Camps aim to bridge transition into middle and high schools

Dalewood Middle School is located at 1300 Shallowford Road.

Opportunity Zone summer bridge camps

Brainerd High School “CSI: BHS Crime Scene Investigation”› Dates: June 25-28› For: Rising ninth-graders attending any Hamilton County High School› Registration: 423-855-2615 or email Ruise_B@hcde.orgDalewood Middle School “Knights on the Rise”› Dates: June 11-14› For: Rising sixth-graders› Registration: 423-493-0323East Lake Academy“STEAM-u-lating Minds”› Dates: June 4-14› For: Rising sixth-, seventh- and eighth-graders› Registration: 423-493-0334Orchard Knob Middle School “Buzzing to Success at OKMS”› Dates: June 11-21› For: Rising sixth-graders› Registration: 423-493-7793

Students in the Opportunity Zone have the chance to get a leg up on the school year through multiple summer "bridge" camps this month.

The camps - which will be held at Brainerd High, Dalewood Middle, East Lake Academy and Orchard Knob Middle schools - are intensive academic programs for students transitioning into one of the schools, as rising sixth- or ninth-graders.

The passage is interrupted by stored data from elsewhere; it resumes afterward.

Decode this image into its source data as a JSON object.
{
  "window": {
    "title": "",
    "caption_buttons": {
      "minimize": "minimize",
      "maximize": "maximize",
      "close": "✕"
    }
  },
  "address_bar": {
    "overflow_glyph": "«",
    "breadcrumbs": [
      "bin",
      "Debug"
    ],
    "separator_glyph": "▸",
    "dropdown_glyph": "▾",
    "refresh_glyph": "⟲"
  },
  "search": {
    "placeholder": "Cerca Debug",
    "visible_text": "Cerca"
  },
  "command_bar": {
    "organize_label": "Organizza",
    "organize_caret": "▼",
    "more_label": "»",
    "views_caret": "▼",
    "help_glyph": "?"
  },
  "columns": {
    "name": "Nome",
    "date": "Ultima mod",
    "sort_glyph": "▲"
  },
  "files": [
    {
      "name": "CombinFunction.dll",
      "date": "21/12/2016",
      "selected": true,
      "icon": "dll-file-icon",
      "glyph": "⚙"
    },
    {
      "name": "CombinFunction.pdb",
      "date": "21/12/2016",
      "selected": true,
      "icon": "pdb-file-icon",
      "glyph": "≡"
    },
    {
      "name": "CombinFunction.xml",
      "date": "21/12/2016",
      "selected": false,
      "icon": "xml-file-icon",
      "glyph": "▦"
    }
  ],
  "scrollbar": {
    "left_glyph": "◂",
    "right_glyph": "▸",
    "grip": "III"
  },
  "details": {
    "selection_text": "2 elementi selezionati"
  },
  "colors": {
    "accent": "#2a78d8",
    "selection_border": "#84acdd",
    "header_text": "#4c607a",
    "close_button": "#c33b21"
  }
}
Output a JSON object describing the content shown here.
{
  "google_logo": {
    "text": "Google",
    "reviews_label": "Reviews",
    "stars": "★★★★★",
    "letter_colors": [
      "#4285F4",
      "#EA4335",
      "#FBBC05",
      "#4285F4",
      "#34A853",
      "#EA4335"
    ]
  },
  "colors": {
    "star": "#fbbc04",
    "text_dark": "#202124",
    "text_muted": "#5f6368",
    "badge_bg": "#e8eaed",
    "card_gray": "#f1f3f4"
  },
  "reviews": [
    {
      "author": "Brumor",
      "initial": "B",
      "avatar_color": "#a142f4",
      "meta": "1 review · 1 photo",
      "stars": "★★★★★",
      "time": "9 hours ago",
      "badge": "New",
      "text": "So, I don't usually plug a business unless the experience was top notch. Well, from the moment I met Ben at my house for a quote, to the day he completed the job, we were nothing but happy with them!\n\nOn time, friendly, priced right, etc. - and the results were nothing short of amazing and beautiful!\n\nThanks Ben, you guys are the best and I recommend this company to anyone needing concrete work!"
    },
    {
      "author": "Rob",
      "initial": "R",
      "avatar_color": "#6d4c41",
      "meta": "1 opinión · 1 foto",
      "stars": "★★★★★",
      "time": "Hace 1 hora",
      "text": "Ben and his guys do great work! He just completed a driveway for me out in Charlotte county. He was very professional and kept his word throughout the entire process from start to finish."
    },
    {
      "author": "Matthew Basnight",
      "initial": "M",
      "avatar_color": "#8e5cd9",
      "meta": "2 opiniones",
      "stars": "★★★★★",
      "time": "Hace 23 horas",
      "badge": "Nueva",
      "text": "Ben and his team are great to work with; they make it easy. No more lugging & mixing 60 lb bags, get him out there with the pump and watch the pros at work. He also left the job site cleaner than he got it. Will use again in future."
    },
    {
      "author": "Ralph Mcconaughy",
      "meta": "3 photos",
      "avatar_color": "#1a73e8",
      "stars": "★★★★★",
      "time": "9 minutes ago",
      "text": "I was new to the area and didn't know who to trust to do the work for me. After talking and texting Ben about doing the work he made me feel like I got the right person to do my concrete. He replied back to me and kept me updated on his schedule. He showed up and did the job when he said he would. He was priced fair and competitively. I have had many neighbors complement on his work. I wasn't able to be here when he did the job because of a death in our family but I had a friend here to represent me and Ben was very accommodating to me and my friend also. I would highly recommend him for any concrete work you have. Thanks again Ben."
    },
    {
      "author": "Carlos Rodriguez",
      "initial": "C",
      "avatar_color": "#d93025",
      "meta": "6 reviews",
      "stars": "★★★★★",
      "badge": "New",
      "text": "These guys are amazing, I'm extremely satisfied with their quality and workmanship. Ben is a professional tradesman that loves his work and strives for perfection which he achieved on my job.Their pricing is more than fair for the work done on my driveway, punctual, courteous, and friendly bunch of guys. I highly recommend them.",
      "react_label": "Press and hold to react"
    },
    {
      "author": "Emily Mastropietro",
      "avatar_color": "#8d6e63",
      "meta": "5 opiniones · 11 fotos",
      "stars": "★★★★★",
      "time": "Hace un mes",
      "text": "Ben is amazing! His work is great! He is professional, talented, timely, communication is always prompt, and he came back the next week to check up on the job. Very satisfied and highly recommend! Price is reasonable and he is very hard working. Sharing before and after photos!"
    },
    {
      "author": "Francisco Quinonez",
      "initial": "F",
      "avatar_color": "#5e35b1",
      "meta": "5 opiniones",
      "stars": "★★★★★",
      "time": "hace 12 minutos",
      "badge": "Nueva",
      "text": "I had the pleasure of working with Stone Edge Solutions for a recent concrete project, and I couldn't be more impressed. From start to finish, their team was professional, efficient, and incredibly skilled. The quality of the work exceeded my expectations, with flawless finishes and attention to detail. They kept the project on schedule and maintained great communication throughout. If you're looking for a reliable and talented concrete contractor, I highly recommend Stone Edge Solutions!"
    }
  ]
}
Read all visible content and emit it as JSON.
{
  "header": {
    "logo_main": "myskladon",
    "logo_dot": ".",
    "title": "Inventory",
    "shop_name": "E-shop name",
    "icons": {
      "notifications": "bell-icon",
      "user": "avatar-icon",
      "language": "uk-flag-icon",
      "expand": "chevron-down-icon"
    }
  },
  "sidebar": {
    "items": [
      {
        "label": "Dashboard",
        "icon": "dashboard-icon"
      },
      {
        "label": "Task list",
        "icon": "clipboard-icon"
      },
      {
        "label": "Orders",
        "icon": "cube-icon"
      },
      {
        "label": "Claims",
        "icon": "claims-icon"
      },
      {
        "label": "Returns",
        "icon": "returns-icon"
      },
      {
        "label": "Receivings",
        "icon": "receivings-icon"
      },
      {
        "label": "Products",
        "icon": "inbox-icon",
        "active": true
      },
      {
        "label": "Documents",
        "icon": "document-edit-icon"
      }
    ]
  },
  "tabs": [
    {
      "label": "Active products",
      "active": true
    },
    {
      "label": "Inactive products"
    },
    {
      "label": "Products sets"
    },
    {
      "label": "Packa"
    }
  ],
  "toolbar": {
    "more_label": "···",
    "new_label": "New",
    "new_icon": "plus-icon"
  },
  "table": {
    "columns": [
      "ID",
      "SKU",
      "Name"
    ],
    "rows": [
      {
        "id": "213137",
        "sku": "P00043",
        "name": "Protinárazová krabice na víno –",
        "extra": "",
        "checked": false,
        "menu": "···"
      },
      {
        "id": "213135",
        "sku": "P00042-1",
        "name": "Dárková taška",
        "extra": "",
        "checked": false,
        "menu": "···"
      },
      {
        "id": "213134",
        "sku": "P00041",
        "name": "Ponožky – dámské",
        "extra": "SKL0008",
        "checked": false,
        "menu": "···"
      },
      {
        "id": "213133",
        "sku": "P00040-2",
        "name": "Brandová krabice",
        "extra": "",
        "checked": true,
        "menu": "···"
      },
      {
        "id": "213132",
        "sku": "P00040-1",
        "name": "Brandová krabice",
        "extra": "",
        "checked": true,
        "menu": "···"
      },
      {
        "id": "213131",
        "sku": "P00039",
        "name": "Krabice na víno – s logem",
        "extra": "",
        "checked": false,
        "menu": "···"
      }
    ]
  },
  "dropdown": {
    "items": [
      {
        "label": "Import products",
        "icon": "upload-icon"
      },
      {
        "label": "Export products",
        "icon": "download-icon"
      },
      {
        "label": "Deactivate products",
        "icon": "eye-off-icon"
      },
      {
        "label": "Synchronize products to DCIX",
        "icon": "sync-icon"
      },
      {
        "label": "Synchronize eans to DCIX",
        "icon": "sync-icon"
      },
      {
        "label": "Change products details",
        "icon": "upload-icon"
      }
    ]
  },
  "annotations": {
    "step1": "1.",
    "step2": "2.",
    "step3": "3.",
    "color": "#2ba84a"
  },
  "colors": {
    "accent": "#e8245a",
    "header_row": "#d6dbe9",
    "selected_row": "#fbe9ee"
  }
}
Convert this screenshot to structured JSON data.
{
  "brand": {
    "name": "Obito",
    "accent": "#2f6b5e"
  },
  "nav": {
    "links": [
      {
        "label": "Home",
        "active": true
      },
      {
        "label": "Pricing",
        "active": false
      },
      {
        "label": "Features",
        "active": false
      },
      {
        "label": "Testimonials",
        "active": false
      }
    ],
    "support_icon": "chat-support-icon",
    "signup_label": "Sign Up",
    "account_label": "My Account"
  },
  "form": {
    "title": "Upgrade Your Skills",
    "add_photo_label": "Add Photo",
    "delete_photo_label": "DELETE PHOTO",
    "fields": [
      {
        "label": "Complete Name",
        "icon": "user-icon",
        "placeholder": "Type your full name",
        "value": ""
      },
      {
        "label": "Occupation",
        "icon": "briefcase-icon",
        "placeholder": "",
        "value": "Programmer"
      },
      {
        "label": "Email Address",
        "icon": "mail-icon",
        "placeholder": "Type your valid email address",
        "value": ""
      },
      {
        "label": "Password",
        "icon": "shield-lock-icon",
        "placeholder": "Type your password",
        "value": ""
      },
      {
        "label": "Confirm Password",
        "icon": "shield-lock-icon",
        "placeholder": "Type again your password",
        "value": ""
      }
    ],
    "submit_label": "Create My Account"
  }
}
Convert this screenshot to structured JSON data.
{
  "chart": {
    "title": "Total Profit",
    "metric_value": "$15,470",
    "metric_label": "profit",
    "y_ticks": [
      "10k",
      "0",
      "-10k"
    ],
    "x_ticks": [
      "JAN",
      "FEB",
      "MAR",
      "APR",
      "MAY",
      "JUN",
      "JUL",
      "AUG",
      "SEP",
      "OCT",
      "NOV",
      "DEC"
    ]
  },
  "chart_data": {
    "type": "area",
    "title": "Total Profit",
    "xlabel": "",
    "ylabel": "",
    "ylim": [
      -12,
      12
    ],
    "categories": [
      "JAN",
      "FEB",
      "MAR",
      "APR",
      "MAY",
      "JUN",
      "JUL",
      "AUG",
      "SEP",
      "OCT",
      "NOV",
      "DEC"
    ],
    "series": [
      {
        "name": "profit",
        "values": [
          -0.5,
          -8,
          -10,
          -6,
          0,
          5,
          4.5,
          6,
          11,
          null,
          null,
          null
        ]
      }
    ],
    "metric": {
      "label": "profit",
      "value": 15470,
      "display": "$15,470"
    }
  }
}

The initiative is one of many launched this year to help support students in some of the district's highest-needs schools through a variety of wraparound services, such as streamlining of community partners and the implementation of community school models.

"Elementary to middle school is completely different," said Cheryl McCray, dean of students and coordinator of the summer bridge camp at Orchard Knob Middle School. "We wanted to add a short summer program, so when they come in August, they will be adjusted."

Each of the four camps will be unique based on the school's needs and goals. They are free and students will be provided transportation, as well as breakfast and lunch from the YMCA of Metropolitan Chattanooga each day of the camp.

Orchard Knob's theme is focused on setting students up for success in middle school, whereas Dalewood and East Lake's are focused on technology and STEAM - science, technology, engineering, arts and math.

Brainerd's theme was inspired by the district's new Future Ready Institutes, 21 small learning communities embedded in 13 of the district's traditional high schools, of which Brainerd has two - the Institute of First Responders and Forensic Science and the Institute of Aviation. Incoming ninth-graders will pretend to be forensic scientists and will investigate a crime through a project-based learning curriculum at the school's four-day CSI-themed camp.

"They will have to solve a murder, use their science, math and English skills to find and collect the evidence, and put together a presentation at the end," said Brittany Ruise, literacy coach and English department chairwoman at Brainerd High.

Ruise said she hoped students, who often may not know very many people when they enter high school, will be able to build relationships during the program.

"When they come to ninth grade they don't always know the correct path to take," she said. "Coming to the summer transition, they'll be able to meet teachers, get to know them and know we are there for them, so on the first day of school they can tell their friends, 'Hey, I met this teacher over the summer.'"

McCray also hopes incoming middle- schoolers at Orchard Knob will build relationships with teachers and other students over the summer and feel ready when the school year starts.

For most students, McCray said, middle school is a time of growth, and students starting sixth grade often decide "am I going to be a baby or am I going to be a teenager?"

Students at Orchard Knob will attend classes with sixth-grade teachers, meet with guidance counselors, work in the school garden and even pick out and decorate their lockers.

At Brainerd, they will get used to the bell schedule and changing classes and can meet with current students, the school's Future Ready Institute coach and community partners.

"Every day, they will have some type of activity where they meet someone from the community," Ruise said. "I hope students will get to build a relationship with the teachers they will have in ninth grade, become familiar with the school and most importantly, know that learning is fun and can be fun, even in the summer months."

Most of the camps are grant funded and have the capacity for about 50 students. Space is still available at all four camps.